2. Plaque and tartar forms mainly on the outer surfaces of the teeth, so concentrate on the outer surfaces most. Start on the back teeth first, move toward the front teeth, and lastly attempt the inside surfaces only if your pet tolerates it. All outer surfaces should be brushed up and down approximately 5 to 10 times. The whole process should take less than 1 to 2 minutes.
3. Never use human toothpaste – pets should not swallow fluoride. We carry pet toothpaste at the hospital.

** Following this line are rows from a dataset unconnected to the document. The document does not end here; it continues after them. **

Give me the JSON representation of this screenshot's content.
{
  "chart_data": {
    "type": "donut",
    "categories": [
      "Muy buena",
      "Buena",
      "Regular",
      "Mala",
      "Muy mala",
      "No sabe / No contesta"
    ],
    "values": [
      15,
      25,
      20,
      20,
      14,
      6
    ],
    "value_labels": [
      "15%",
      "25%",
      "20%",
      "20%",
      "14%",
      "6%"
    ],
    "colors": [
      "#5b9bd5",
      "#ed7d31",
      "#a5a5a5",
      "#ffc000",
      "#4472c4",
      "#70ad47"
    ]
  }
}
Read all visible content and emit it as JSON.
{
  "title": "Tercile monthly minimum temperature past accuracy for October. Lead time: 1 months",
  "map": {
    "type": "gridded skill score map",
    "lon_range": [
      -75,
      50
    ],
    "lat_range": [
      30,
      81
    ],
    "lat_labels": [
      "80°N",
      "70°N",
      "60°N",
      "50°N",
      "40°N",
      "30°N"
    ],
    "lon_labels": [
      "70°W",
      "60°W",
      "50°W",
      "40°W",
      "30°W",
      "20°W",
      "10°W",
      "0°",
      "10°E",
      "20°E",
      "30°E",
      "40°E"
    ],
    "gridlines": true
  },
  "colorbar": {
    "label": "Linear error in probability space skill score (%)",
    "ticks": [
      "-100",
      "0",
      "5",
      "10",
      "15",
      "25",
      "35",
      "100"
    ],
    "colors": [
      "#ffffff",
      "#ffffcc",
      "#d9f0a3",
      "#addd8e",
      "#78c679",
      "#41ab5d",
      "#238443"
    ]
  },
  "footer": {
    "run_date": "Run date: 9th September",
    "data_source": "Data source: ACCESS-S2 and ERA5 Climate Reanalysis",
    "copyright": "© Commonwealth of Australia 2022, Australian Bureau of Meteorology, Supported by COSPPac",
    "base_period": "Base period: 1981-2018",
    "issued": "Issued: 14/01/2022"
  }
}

4. Brush as often as possible; daily is ideal but brushing even a few times a week can make a difference.
5. Hill’s Science Diet makes a prescription dental food for cats and dogs called T/D. Please let us know if you would like to try T/D (either as the primary food or for use as treats). Always transition to a new food slowly (over 3 to 7 days).
6. Dental treats can help slow tartar re-accumulation. Please remember that treats can add significant calories to your pet’s diet and you may need to reduce meal portions.
7. Select appropriate chew toys. Hard objects (such as soup/marrow bones, deer antlers, or cow hooves) often cause tooth fractures. Soft toys may be ripped into pieces and ingested, potentially causing a GI blockage. Rubber toys (such as Kongs) provide a good chewing consistency. These can be filled with treats, peanut butter, or cheese to encourage interest.
8. Remember – home dental care should be a safe, pleasant, and rewarding experience for you and for your pet! Some pets will not tolerate tooth brushing while others enjoy it.